Because we have our functions implemented in a class we use $this to refer to the class or member level variable where we are storing the id of the plugin. We also need to pass an array of a reference to the class, $this, as well as the name of the function to call, to the callback parameters of the add_plugins_page and the add_action functions.

Ignore the function ‘display_page’ that is being passed to add_plugins_page. If you were writing a fully functional plugin you would put the code to render the admin page in this function. However that is beyond the scope of this article.

So let us take a look at our register_help function.

public function register_help () {

	$help = Fofo_Help_Helper_Creator::create();
	$help_directory = plugin_dir_path( __FILE__ ).'/help_files';
	$help->set_help_text_repository( $help_directory );
	$help->add_help_tab( 'my-wonder-plug-help1', 'Overview', 'help1.txt');
	$help->add_help_tab( 'my-wonder-plug-help1', 'Help Page 2', 'help2.txt');
	$help->add_help_tab( 'my-wonder-plug-help1', 'Help Page 3', 'help3.txt');
	$help->add_help_tab( 'my-wonder-plug-help1', 'Help Page 4', 'help4.txt');
	$help->render_help( $this->my_wonder_plug_id );

So how does it work?

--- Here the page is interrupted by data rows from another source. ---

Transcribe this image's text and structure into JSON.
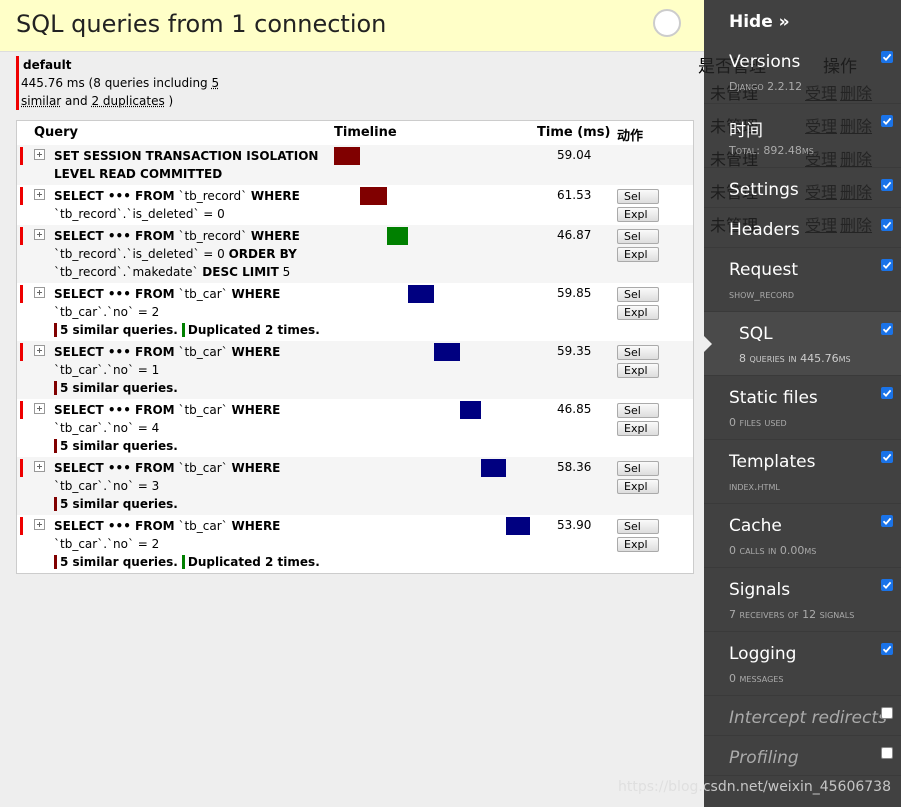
{
  "header": {
    "title": "SQL queries from 1 connection"
  },
  "connection": {
    "name": "default",
    "summary": [
      "445.76 ms (8 queries including ",
      "5 similar",
      " and ",
      "2 duplicates",
      " )"
    ]
  },
  "table": {
    "columns": [
      "Query",
      "Timeline",
      "Time (ms)",
      "动作"
    ],
    "rows": [
      {
        "query": [
          {
            "text": "SET SESSION TRANSACTION ISOLATION LEVEL READ COMMITTED",
            "bold": true
          }
        ],
        "time": 59.04,
        "color": "#800000",
        "actions": [],
        "notes": []
      },
      {
        "query": [
          {
            "text": "SELECT ••• FROM",
            "bold": true
          },
          {
            "text": " `tb_record` "
          },
          {
            "text": "WHERE",
            "bold": true
          },
          {
            "text": " `tb_record`.`is_deleted` = 0"
          }
        ],
        "time": 61.53,
        "color": "#800000",
        "actions": [
          "Sel",
          "Expl"
        ],
        "notes": []
      },
      {
        "query": [
          {
            "text": "SELECT ••• FROM",
            "bold": true
          },
          {
            "text": " `tb_record` "
          },
          {
            "text": "WHERE",
            "bold": true
          },
          {
            "text": " `tb_record`.`is_deleted` = 0 "
          },
          {
            "text": "ORDER BY",
            "bold": true
          },
          {
            "text": " `tb_record`.`makedate` "
          },
          {
            "text": "DESC LIMIT",
            "bold": true
          },
          {
            "text": " 5"
          }
        ],
        "time": 46.87,
        "color": "#008000",
        "actions": [
          "Sel",
          "Expl"
        ],
        "notes": []
      },
      {
        "query": [
          {
            "text": "SELECT ••• FROM",
            "bold": true
          },
          {
            "text": " `tb_car` "
          },
          {
            "text": "WHERE",
            "bold": true
          },
          {
            "text": " `tb_car`.`no` = 2"
          }
        ],
        "time": 59.85,
        "color": "#000080",
        "actions": [
          "Sel",
          "Expl"
        ],
        "notes": [
          {
            "text": "5 similar queries.",
            "color": "#800000"
          },
          {
            "text": "Duplicated 2 times.",
            "color": "#008000"
          }
        ]
      },
      {
        "query": [
          {
            "text": "SELECT ••• FROM",
            "bold": true
          },
          {
            "text": " `tb_car` "
          },
          {
            "text": "WHERE",
            "bold": true
          },
          {
            "text": " `tb_car`.`no` = 1"
          }
        ],
        "time": 59.35,
        "color": "#000080",
        "actions": [
          "Sel",
          "Expl"
        ],
        "notes": [
          {
            "text": "5 similar queries.",
            "color": "#800000"
          }
        ]
      },
      {
        "query": [
          {
            "text": "SELECT ••• FROM",
            "bold": true
          },
          {
            "text": " `tb_car` "
          },
          {
            "text": "WHERE",
            "bold": true
          },
          {
            "text": " `tb_car`.`no` = 4"
          }
        ],
        "time": 46.85,
        "color": "#000080",
        "actions": [
          "Sel",
          "Expl"
        ],
        "notes": [
          {
            "text": "5 similar queries.",
            "color": "#800000"
          }
        ]
      },
      {
        "query": [
          {
            "text": "SELECT ••• FROM",
            "bold": true
          },
          {
            "text": " `tb_car` "
          },
          {
            "text": "WHERE",
            "bold": true
          },
          {
            "text": " `tb_car`.`no` = 3"
          }
        ],
        "time": 58.36,
        "color": "#000080",
        "actions": [
          "Sel",
          "Expl"
        ],
        "notes": [
          {
            "text": "5 similar queries.",
            "color": "#800000"
          }
        ]
      },
      {
        "query": [
          {
            "text": "SELECT ••• FROM",
            "bold": true
          },
          {
            "text": " `tb_car` "
          },
          {
            "text": "WHERE",
            "bold": true
          },
          {
            "text": " `tb_car`.`no` = 2"
          }
        ],
        "time": 53.9,
        "time_label": "53.90",
        "color": "#000080",
        "actions": [
          "Sel",
          "Expl"
        ],
        "notes": [
          {
            "text": "5 similar queries.",
            "color": "#800000"
          },
          {
            "text": "Duplicated 2 times.",
            "color": "#008000"
          }
        ]
      }
    ]
  },
  "background": {
    "headers": [
      "是否管理",
      "操作"
    ],
    "rows": [
      [
        "未管理",
        "受理",
        "删除"
      ],
      [
        "未管理",
        "受理",
        "删除"
      ],
      [
        "未管理",
        "受理",
        "删除"
      ],
      [
        "未管理",
        "受理",
        "删除"
      ],
      [
        "未管理",
        "受理",
        "删除"
      ]
    ]
  },
  "sidebar": {
    "hide": "Hide »",
    "items": [
      {
        "title": "Versions",
        "subtitle": "Django 2.2.12",
        "checked": true
      },
      {
        "title": "时间",
        "subtitle": "Total: 892.48ms",
        "checked": true
      },
      {
        "title": "Settings",
        "checked": true
      },
      {
        "title": "Headers",
        "checked": true
      },
      {
        "title": "Request",
        "subtitle": "show_record",
        "checked": true
      },
      {
        "title": "SQL",
        "subtitle": "8 queries in 445.76ms",
        "checked": true,
        "active": true
      },
      {
        "title": "Static files",
        "subtitle": "0 files used",
        "checked": true
      },
      {
        "title": "Templates",
        "subtitle": "index.html",
        "checked": true
      },
      {
        "title": "Cache",
        "subtitle": "0 calls in 0.00ms",
        "checked": true
      },
      {
        "title": "Signals",
        "subtitle": "7 receivers of 12 signals",
        "checked": true
      },
      {
        "title": "Logging",
        "subtitle": "0 messages",
        "checked": true
      },
      {
        "title": "Intercept redirects",
        "checked": false,
        "disabled": true
      },
      {
        "title": "Profiling",
        "checked": false,
        "disabled": true
      }
    ]
  },
  "watermark": "https://blog.csdn.net/weixin_45606738"
}
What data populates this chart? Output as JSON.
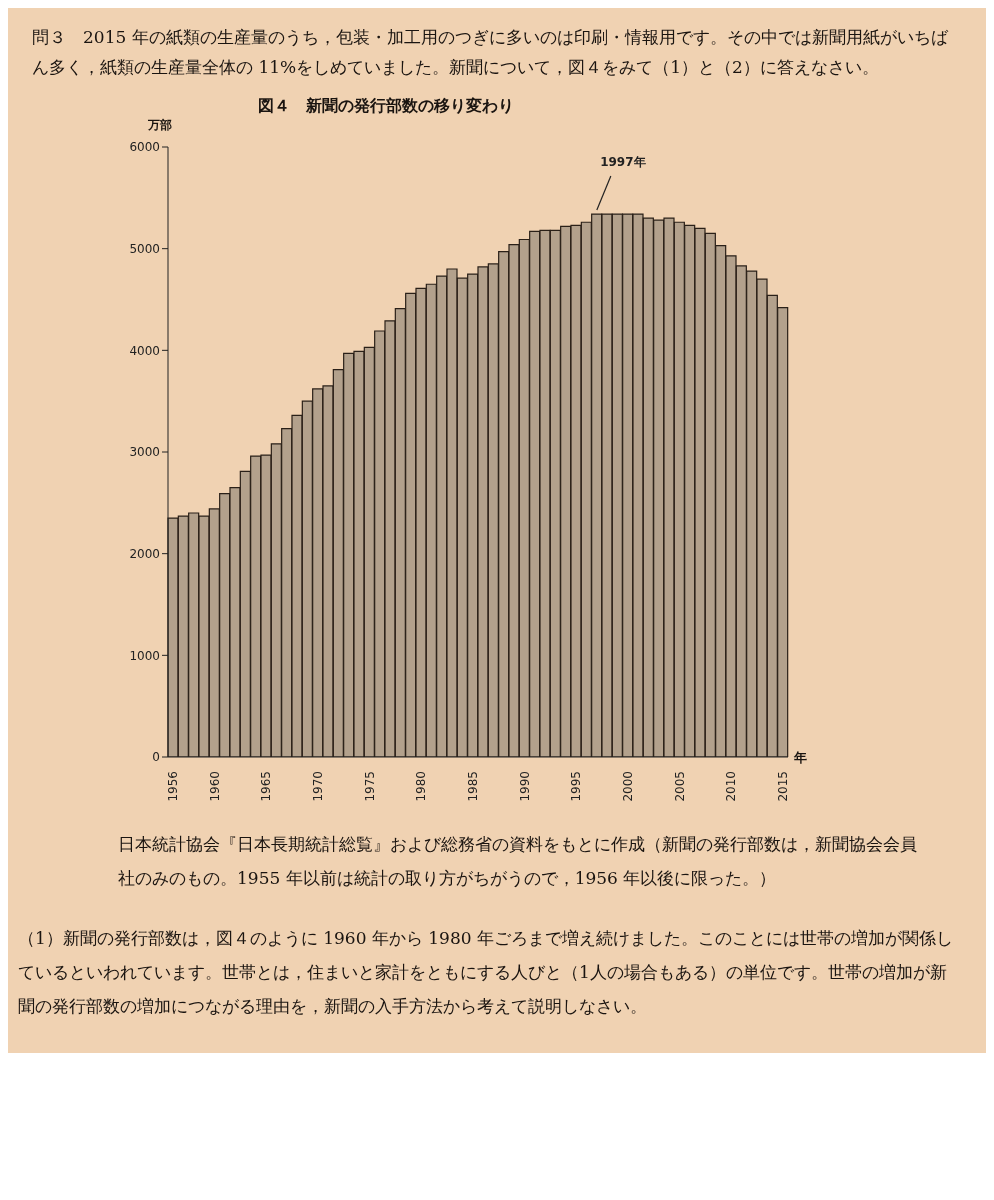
{
  "chart_data": {
    "type": "bar",
    "title": "図４　新聞の発行部数の移り変わり",
    "ylabel": "万部",
    "xlabel": "年",
    "annotations": [
      "問３　2015 年の紙類の生産量のうち，包装・加工用のつぎに多いのは印刷・情報用です。その中では新聞用紙がいちばん多く，紙類の生産量全体の 11%をしめていました。新聞について，図４をみて（1）と（2）に答えなさい。",
      "1997年",
      "日本統計協会『日本長期統計総覧』および総務省の資料をもとに作成（新聞の発行部数は，新聞協会会員社のみのもの。1955 年以前は統計の取り方がちがうので，1956 年以後に限った。）",
      "（1）新聞の発行部数は，図４のように 1960 年から 1980 年ごろまで増え続けました。このことには世帯の増加が関係しているといわれています。世帯とは，住まいと家計をともにする人びと（1人の場合もある）の単位です。世帯の増加が新聞の発行部数の増加につながる理由を，新聞の入手方法から考えて説明しなさい。"
    ],
    "categories": [
      "1956",
      null,
      null,
      null,
      "1960",
      null,
      null,
      null,
      null,
      "1965",
      null,
      null,
      null,
      null,
      "1970",
      null,
      null,
      null,
      null,
      "1975",
      null,
      null,
      null,
      null,
      "1980",
      null,
      null,
      null,
      null,
      "1985",
      null,
      null,
      null,
      null,
      "1990",
      null,
      null,
      null,
      null,
      "1995",
      null,
      null,
      null,
      null,
      "2000",
      null,
      null,
      null,
      null,
      "2005",
      null,
      null,
      null,
      null,
      "2010",
      null,
      null,
      null,
      null,
      "2015"
    ],
    "values": [
      2350,
      2370,
      2400,
      2370,
      2440,
      2590,
      2650,
      2810,
      2960,
      2970,
      3080,
      3230,
      3360,
      3500,
      3620,
      3650,
      3810,
      3970,
      3990,
      4030,
      4190,
      4290,
      4410,
      4560,
      4610,
      4650,
      4730,
      4800,
      4710,
      4750,
      4820,
      4850,
      4970,
      5040,
      5090,
      5170,
      5180,
      5180,
      5220,
      5230,
      5260,
      5340,
      5340,
      5340,
      5340,
      5340,
      5300,
      5280,
      5300,
      5260,
      5230,
      5200,
      5150,
      5030,
      4930,
      4830,
      4780,
      4700,
      4540,
      4420
    ],
    "color": "#b3a18c",
    "ylim": [
      0,
      6000
    ],
    "yticks": [
      0,
      1000,
      2000,
      3000,
      4000,
      5000,
      6000
    ],
    "grid": false
  }
}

Well the first line is used to create a Help helper. The creation of the class is hidden as this hides the messiness of versioning from the user of the help helper.

The third line, set_help_text_repository sets the location where all our files will be stored with the help content. By using a repository of smaller help files, the help can be broken into smaller logical chunks making maintenance easier.

The next few lines are where we tell the help system what our tabs should be. The arguments to the add_help_tab are, respectively, the id or slug for the help tab, the title of the tab and finally the name of the file in the repository which contains the content of the help tab.

Finally we call the render_help method, passing in the id of the plugin, to display the help on the plugin’s admin page.

So that is it. Please feel free to download the Help helper class and use it in your own projects. It makes implementing help in WordPress very simple and easy to do.